Мартин не переставал скучать по родным местам. Здесь, под Амстердамом, вместо высоких дюн распластались плоские польдеры, на которых и глазам не за что было зацепиться. Вместо леса, в котором водились бы дикие звери – пока ещё бесплодное бывшее озёрное дно, на сырой и зыбкой, пропитанной влагой поверхности которого не то что строительство ещё не велось, но даже и деревья ещё не способны были расти. Здесь были совсем другие запахи. Совсем иначе кричали местные чайки. И вместо моря, притихшего и притаившегося, мерно ли танцующего, или рвущегося в буйстве, – спокойный залив Эй и безмятежный сонный Амстел.

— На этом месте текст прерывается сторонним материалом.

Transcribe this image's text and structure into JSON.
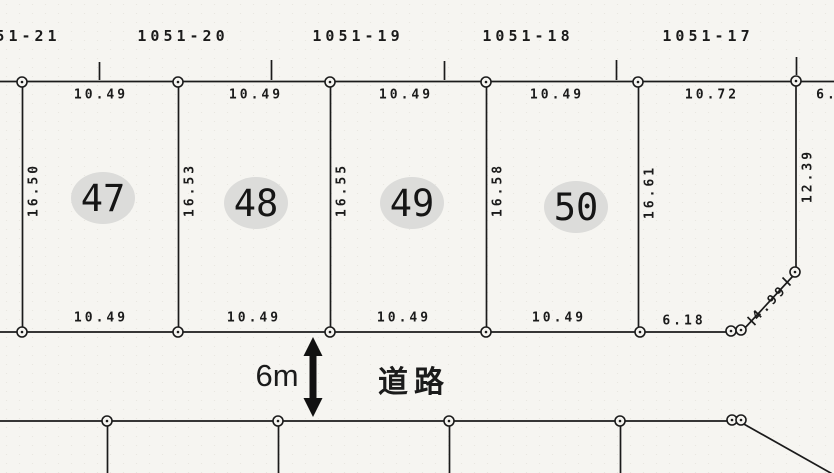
{
  "document": {
    "type": "cadastral-survey-map",
    "colors": {
      "ink": "#1b1b1b",
      "paper": "#f6f5f1",
      "plot_highlight": "#dcdcda"
    }
  },
  "upper_lots": {
    "labels": [
      "51-21",
      "1051-20",
      "1051-19",
      "1051-18",
      "1051-17"
    ]
  },
  "plots": [
    {
      "number": "47",
      "top_dim": "10.49",
      "bottom_dim": "10.49",
      "left_dim": "16.50"
    },
    {
      "number": "48",
      "top_dim": "10.49",
      "bottom_dim": "10.49",
      "left_dim": "16.53"
    },
    {
      "number": "49",
      "top_dim": "10.49",
      "bottom_dim": "10.49",
      "left_dim": "16.55"
    },
    {
      "number": "50",
      "top_dim": "10.49",
      "bottom_dim": "10.49",
      "left_dim": "16.58"
    }
  ],
  "right_parcel": {
    "top_dim": "10.72",
    "left_dim": "16.61",
    "right_dim": "12.39",
    "bottom_dim": "6.18",
    "diagonal_dim": "4.99",
    "top_right_partial_dim": "6."
  },
  "road": {
    "width_label": "6m",
    "name_label": "道路"
  }
}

Уже прошло четыре года, как умер отец. Сошла на нет оспа на севере, всё-таки проникнув окольными путями и в Амстердам. Но здесь болезнь по какой-то неведомой, прямо-таки непостижимой причине не принесла таких несчастий, как в Фиртерпене. Состояние заболевших было вполне сносным, на лицах большинства горожан оспа оставила лишь слабые метки, и только. И паника, было вспыхнувшая в Амстердаме, сравнительно быстро угасла по мере уверенного выздоровления практически всех, кто подхватил заразу в числе первых.

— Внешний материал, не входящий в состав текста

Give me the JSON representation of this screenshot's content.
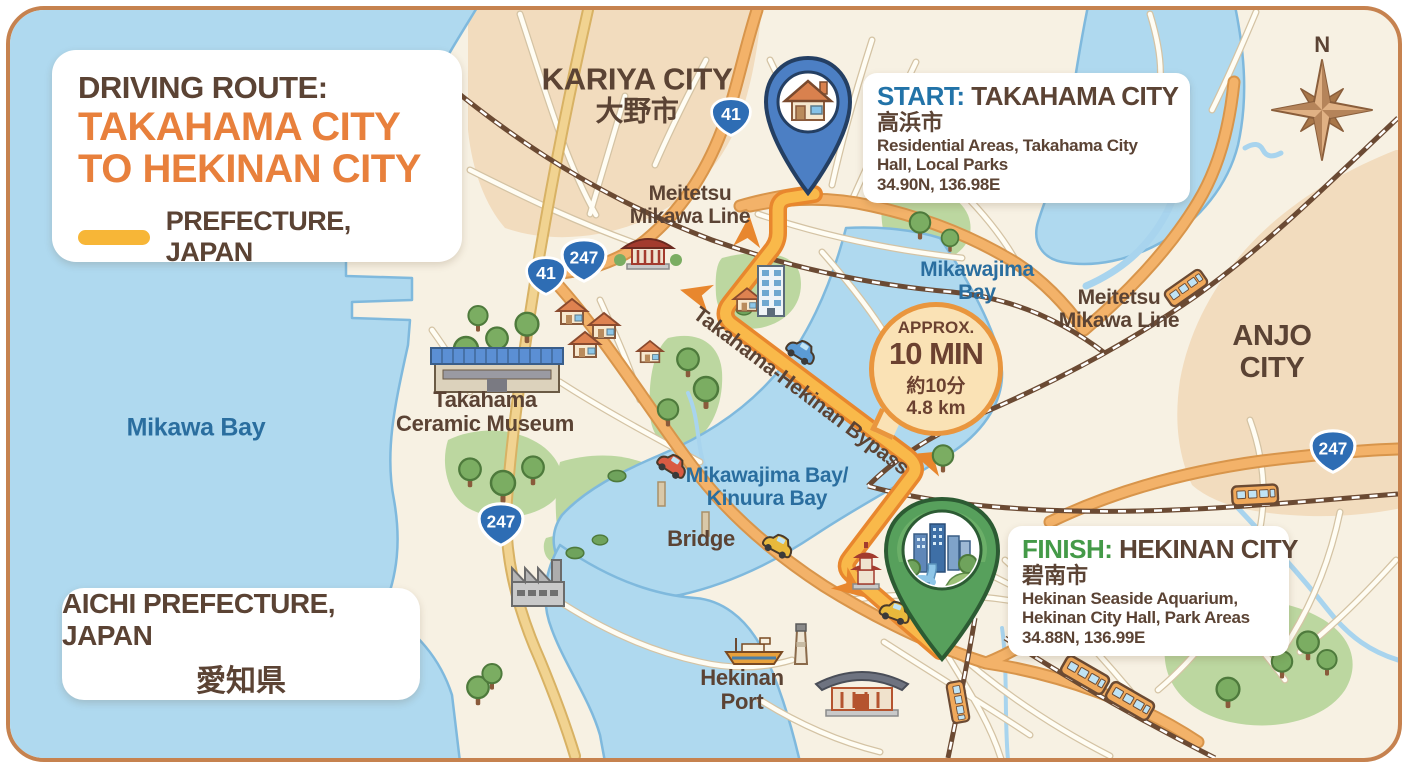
{
  "title_card": {
    "heading": "DRIVING ROUTE:",
    "line1": "TAKAHAMA CITY",
    "line2": "TO HEKINAN CITY",
    "legend_label": "PREFECTURE, JAPAN"
  },
  "start_card": {
    "prefix": "START:",
    "name": "TAKAHAMA CITY",
    "name_jp": "高浜市",
    "description": "Residential Areas, Takahama City Hall, Local Parks",
    "coordinates": "34.90N, 136.98E"
  },
  "finish_card": {
    "prefix": "FINISH:",
    "name": "HEKINAN CITY",
    "name_jp": "碧南市",
    "description": "Hekinan Seaside Aquarium, Hekinan City Hall, Park Areas",
    "coordinates": "34.88N, 136.99E"
  },
  "region_card": {
    "line1": "AICHI PREFECTURE, JAPAN",
    "line2": "愛知県"
  },
  "time_badge": {
    "approx": "APPROX.",
    "duration": "10 MIN",
    "duration_jp": "約10分",
    "distance": "4.8 km"
  },
  "labels": {
    "kariya_en": "KARIYA CITY",
    "kariya_jp": "大野市",
    "meitetsu_l1": "Meitetsu",
    "meitetsu_l2": "Mikawa Line",
    "mikawajima_l1": "Mikawajima",
    "mikawajima_l2": "Bay",
    "anjo_l1": "ANJO",
    "anjo_l2": "CITY",
    "museum_l1": "Takahama",
    "museum_l2": "Ceramic Museum",
    "mikawa_bay": "Mikawa Bay",
    "kinuura_l1": "Mikawajima Bay/",
    "kinuura_l2": "Kinuura Bay",
    "bridge": "Bridge",
    "bypass": "Takahama-Hekinan Bypass",
    "hekinan_port_l1": "Hekinan",
    "hekinan_port_l2": "Port",
    "compass_n": "N"
  },
  "shields": [
    "41",
    "247",
    "41",
    "247",
    "247"
  ],
  "colors": {
    "route": "#F9B94A",
    "route_casing": "#E8872E",
    "water": "#AFD9EF",
    "land": "#F7F1E3",
    "city_area": "#F2DCBE",
    "park": "#BCD7A0",
    "title_accent": "#E8803C",
    "start_accent": "#2273A8",
    "finish_accent": "#449A48",
    "shield_blue": "#2E6DB4",
    "text_brown": "#5B4334",
    "text_blue": "#2A6E9F"
  }
}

Прошло уже четыре года, а Мартин так и не поехал в Фиртерпен. Хотя уже не было смысла держать слово, которое он дал Маделоне. Ведь после того как они с Маделоной сами переболели оспой, она могла не опасаться за его здоровье – всем известно, что дважды в жизни оспой не заболевают. И всё же он не мог решиться.

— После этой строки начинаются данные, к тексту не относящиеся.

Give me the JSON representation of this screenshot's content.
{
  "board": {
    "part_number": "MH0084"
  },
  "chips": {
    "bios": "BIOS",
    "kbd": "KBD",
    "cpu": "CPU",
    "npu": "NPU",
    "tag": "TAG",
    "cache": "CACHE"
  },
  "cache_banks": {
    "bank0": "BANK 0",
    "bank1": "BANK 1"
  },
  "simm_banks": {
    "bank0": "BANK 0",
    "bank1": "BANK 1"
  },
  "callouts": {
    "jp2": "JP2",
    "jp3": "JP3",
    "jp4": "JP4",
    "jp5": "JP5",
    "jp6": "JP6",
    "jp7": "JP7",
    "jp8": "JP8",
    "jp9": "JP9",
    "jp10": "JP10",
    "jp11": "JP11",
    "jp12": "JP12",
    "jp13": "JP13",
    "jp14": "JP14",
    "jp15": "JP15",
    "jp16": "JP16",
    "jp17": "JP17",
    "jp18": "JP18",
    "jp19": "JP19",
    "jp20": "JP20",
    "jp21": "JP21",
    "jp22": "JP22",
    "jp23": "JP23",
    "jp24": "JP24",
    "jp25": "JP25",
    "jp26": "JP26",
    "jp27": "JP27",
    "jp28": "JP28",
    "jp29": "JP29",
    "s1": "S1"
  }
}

Много раз он представлял себе, как приедет в родной Фиртерпен. Как войдёт в Алкмарские ворота, пройдёт по площади, дойдёт до родного дома. Как откроет дверь, как войдёт в форхёйс и остановится перед картиной, на которой добрые люди окликают несчастного обездоленного старика. Как поднимется на балкон посмотреть на море. Как осторожно откроет дверь отцовской комнаты. Может быть, отец всё же оставил что-нибудь специально для него? Может быть, это будет какая-то вещица, принадлежавшая его матери? Или какой-нибудь знак? Не мог ведь отец не вспомнить о нём перед смертью! Нет, не мог! Никак не мог!

Потом он пойдёт на кладбище, на могилу отца. Там будет камень. Холодный камень, если будет плохая погода. Или тёплый, если будет солнечно. Тяжёлый прямоугольный камень, всю беспощадную тяжесть которого ощущает не тот, кто покоится под ним, а тот, кто безмолвно стоит рядом или опускается перед ним на колени.

Существуют и другие камни. Как тот, с отверстием, округлый и гладкий, умещающийся на ладони. Такие камни дарят на счастье. Такой подарок есть и у него.

Пойдёт ли он затем за дюны, к морю? Зачем? Увидеть её? А если её там не будет? Будет ли он искать её дом? Если будет искать – то обязательно найдёт. И что потом? Ну, постучит в ворота, в дверь, в калитку – что там у них? И выйдет кто-то… кто-то неузнаваемый после болезни. Совсем не узнаваемый. От вида которого захочется кричать и бежать, бежать, бежать до изнеможения, чтобы свалиться без сил и забыться, только чтобы не сойти с ума…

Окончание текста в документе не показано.